This post is part of a serialized collection of chapters composing my recently completed Master’s of Education degree at the University of Victoria. You can access the other chapters on this site here, and access a pdf of the completed paper on the University of Victoria library space here.
This project explores the intersection of citizenship and education in the digital age to produce a framework to support learning communities in process on the open web. Throughout, the intention is to cultivate opportunities for students to document the development of their own voice and agency within democratic contexts. Building on research conducted into youth voter engagement and their (lack of) participation in democratic processes, theoretical work around the cultivation of a ‘critical’ citizenship, and recent scholarship in open and digital pedagogy, the unit framework described here seeks to contribute to the creation of a vision for 21st century citizenship learning in the K12 school system. The assignments presented here have been conceived to promote learning that is of the age of the web, not merely on the web. Digital pedagogies are presented as lenses through which learners (students and teachers) can reflect and represent individual responses to existing curriculum generated through classroom activities. Drawing on the traditions of constructivism and an emergent view of knowledge, the project explores the possibilities offered by technology to create opportunities for 21st century citizenship learning.
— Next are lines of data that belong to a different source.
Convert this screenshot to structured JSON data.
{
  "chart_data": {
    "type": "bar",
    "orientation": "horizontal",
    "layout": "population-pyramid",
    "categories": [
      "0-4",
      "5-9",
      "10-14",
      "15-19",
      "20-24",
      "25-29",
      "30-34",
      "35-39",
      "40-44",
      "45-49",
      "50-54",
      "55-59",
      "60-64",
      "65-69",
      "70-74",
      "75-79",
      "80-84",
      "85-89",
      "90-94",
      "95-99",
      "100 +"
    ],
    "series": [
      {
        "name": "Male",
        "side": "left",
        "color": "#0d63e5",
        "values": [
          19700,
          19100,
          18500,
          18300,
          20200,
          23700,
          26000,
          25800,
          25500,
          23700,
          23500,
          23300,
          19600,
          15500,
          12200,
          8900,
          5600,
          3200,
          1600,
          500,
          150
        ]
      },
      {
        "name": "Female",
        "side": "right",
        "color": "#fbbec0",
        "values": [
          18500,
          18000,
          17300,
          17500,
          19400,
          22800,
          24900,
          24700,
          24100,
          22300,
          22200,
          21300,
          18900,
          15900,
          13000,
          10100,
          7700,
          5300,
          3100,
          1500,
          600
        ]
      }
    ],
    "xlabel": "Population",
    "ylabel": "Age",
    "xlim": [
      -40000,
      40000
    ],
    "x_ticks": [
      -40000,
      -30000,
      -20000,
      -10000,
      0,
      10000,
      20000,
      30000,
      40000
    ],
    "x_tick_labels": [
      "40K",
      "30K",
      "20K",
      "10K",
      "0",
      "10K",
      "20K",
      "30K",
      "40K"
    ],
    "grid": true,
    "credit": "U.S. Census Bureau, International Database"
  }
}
The project reflects my own learning as a public and networked educator as documented in five years’ work online with a professional blog and social media presence, an experience which has helped form the approach guiding my use of technology to support student-learning. The unit framework shared here is intended to present a conception of teaching and learning for critical citizenship in the digital age on the open web.
Learning in public: The networked professional.
Six years and several thousand posts ago, I began documenting and publishing my life and learning on a public blog and across various social media: Twitter, Flickr, Youtube, Instagram, and others. Despite an undergraduate education in creative writing, and experience with “closed” social sites such as Facebook, I quickly discovered the empowering benefit of publishing my thinking and reflections on both professional and informal learning on the public web. By engaging with a global dialogue about matters educational (as well as political, personal, and otherwise), and gaining a familiarity with the diverse means that allow me to share my voice in these discussions, I have seen first hand the potential for open learning practices to transform one’s professional autonomy, as well as to amplify questions posed in the process of student-driven classroom inquiry. This project reflects my own learning and values about the process of transformation, and presents a praxis of student learning in the unit framework which follows. Additionally, it invites educators to consider their own digital citizenship and identity alongside those of their students.